While their best known for the Dylan covers, the Byrds had a special relationship with songwriters Goffin and King who originally offered this song to Dusty Springfield in 1966. Dusty’s sublime version is hard to top but the Byrd’s male spin on the song’s lament for lost childhood innocence adds a heartbreaking sense of post-summer of love sadness to proceedings. Crosby hated it, dismissing the song as lightweight fluff. He’s wrong.

7. I’ll Feel A Whole Lot Better from Mr Tambourine Man (1965)

The Byrd’s poppiest moment was tucked away on the b-side of All I Really Want To Do and showcased both Gene Clarke’s incredible song writing abilities and his warm, country-tinged vocals. So much of what made the early Byrds great is crystalised in the song from McGuinn, Clarke and Crosby’s complex harmonies to McGuinn’s jangle. The use of the word ‘probably’ still stands out giving the song a whole new subtext beyond the usual boy meets girl platitudes of pre-Beatles pop.

8. You Aint Going Nowhere from Sweetheart of the Rodeo (1968)

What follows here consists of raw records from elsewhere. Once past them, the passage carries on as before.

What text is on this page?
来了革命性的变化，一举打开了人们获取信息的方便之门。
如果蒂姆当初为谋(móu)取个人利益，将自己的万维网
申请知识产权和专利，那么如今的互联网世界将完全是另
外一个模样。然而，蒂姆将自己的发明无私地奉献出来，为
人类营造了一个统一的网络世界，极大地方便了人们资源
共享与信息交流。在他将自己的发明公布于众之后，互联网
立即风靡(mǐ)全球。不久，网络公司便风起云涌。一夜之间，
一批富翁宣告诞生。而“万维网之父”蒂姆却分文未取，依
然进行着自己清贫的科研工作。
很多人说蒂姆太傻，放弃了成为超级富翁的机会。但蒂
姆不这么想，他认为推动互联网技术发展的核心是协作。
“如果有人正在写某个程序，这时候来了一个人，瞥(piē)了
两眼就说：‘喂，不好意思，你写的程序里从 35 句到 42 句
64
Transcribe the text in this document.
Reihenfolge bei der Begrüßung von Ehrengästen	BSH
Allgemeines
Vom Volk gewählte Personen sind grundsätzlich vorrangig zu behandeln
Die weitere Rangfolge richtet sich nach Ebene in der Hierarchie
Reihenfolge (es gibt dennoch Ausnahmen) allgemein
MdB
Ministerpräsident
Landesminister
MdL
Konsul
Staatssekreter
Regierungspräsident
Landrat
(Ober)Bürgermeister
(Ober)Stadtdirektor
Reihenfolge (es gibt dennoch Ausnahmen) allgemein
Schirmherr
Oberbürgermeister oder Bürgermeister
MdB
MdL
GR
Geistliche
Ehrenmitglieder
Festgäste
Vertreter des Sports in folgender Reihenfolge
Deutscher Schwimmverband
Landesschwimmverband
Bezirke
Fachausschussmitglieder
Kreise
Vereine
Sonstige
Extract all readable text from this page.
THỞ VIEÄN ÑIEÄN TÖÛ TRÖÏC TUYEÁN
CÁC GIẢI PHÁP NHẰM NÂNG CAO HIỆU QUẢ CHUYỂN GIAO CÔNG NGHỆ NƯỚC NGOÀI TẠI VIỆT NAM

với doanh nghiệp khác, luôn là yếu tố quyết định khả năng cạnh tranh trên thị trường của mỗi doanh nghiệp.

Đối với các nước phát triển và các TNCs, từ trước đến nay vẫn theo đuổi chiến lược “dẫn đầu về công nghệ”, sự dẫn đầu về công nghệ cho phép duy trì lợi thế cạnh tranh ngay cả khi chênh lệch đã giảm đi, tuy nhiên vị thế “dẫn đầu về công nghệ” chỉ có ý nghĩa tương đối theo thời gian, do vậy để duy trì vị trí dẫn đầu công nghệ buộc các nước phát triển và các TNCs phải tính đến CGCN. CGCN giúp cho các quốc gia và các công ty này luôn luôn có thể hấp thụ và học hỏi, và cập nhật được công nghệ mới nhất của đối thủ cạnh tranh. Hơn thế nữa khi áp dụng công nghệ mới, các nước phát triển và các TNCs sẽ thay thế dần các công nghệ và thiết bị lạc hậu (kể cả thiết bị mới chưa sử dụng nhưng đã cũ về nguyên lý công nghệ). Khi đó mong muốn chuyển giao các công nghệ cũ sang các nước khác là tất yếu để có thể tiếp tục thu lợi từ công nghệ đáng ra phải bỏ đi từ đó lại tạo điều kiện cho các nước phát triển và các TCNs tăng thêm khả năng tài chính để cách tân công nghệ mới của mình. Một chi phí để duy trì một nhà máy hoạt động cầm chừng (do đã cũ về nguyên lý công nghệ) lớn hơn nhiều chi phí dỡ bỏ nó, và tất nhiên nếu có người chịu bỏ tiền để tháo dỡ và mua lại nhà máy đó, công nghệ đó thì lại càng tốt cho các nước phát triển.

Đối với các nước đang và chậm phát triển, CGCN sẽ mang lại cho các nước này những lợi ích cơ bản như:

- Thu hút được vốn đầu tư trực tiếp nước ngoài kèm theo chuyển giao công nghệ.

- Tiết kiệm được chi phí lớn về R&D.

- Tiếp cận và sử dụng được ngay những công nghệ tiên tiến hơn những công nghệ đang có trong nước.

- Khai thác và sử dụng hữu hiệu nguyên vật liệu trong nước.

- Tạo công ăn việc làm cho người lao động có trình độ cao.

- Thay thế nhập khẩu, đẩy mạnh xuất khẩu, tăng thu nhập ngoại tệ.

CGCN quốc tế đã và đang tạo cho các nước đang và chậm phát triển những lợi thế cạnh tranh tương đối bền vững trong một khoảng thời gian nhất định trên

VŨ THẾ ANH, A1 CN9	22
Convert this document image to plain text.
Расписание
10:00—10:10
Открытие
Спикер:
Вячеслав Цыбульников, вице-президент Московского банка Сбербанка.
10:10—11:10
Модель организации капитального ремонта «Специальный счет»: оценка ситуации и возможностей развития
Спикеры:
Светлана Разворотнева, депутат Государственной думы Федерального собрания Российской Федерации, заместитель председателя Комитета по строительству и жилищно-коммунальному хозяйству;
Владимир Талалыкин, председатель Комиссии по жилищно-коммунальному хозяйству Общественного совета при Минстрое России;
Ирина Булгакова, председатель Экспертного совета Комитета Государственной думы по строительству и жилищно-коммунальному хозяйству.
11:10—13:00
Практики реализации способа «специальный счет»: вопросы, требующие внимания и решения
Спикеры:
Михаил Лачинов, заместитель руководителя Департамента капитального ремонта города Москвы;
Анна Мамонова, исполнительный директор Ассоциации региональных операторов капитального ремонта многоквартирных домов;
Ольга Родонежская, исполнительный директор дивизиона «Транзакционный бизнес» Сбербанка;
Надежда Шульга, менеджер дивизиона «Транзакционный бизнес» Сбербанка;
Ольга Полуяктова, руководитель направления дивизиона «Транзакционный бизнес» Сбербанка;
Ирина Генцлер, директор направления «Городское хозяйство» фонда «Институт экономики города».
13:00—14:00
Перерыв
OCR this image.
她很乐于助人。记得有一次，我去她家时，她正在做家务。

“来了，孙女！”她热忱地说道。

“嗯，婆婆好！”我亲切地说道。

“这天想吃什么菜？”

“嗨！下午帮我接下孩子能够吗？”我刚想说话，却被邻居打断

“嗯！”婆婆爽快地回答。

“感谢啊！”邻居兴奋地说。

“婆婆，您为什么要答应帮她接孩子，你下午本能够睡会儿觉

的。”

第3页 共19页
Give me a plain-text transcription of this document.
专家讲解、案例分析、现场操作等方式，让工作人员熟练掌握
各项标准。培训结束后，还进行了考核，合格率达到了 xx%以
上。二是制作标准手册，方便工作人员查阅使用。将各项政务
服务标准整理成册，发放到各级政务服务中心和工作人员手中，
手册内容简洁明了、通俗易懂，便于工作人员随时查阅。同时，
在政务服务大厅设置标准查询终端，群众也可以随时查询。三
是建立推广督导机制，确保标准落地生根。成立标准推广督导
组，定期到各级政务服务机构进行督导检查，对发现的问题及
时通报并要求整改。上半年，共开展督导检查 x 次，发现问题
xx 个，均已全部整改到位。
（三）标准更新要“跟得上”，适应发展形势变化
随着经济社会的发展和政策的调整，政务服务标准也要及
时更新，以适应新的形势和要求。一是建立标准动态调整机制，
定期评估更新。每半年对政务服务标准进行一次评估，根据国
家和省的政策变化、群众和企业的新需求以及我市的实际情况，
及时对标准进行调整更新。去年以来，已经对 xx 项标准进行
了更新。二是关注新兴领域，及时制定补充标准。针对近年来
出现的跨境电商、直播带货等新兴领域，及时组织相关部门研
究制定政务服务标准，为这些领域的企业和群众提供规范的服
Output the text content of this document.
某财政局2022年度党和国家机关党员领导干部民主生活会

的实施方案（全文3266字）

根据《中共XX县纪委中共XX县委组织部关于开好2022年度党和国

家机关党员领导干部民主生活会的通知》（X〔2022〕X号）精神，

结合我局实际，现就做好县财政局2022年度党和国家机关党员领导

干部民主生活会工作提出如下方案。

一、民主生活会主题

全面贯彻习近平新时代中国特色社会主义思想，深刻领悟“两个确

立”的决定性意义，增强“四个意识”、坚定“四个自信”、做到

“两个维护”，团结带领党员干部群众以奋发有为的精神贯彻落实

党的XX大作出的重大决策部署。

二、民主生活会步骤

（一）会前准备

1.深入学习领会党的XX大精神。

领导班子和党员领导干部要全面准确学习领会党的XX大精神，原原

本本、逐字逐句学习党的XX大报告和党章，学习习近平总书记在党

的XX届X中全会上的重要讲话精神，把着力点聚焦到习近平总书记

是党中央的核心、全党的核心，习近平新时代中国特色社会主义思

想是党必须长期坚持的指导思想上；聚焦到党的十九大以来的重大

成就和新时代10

Another Dylan song, another triumph. The lead track on Sweetheart of the Rodeo, it ushered in the band’s new country rock sound and showed what a goldmine Dylan’s Basement Tapes would prove to be for those seeking the more obscure. The group’s final mainstream hit but what a way to go.

9. 5D (Fifth Dimension) from Fifth Dimension (1966)

Possibly even more psychedelic than Eight Miles High, 5D (Fifth Dimension) is a virtual advocacy of LSD with added kaleidoscopic keyboards supplied by Brian Wilson cohort Van Dyke Parks. McGuinn described the song as “an ethereal trip into metaphysics, into an almost Moslem submission to an Allah, an almighty spirit, free-floating, the fifth dimension being the ‘mesh’ which Einstein theorized about.” Who am I to argue?

10. You Showed Me from In The Beginning (1988)

Written as early as 1963, by McGuinn and Gene Clarke, You Showed Me’s strange mix of major and minor chords was quickly jettisoned by the Byrds before becoming a huge hit in 1968 for The Turtles and again in 1997 for the Lightning Seeds. It’s also been sampled by De La Soul and Kanye West.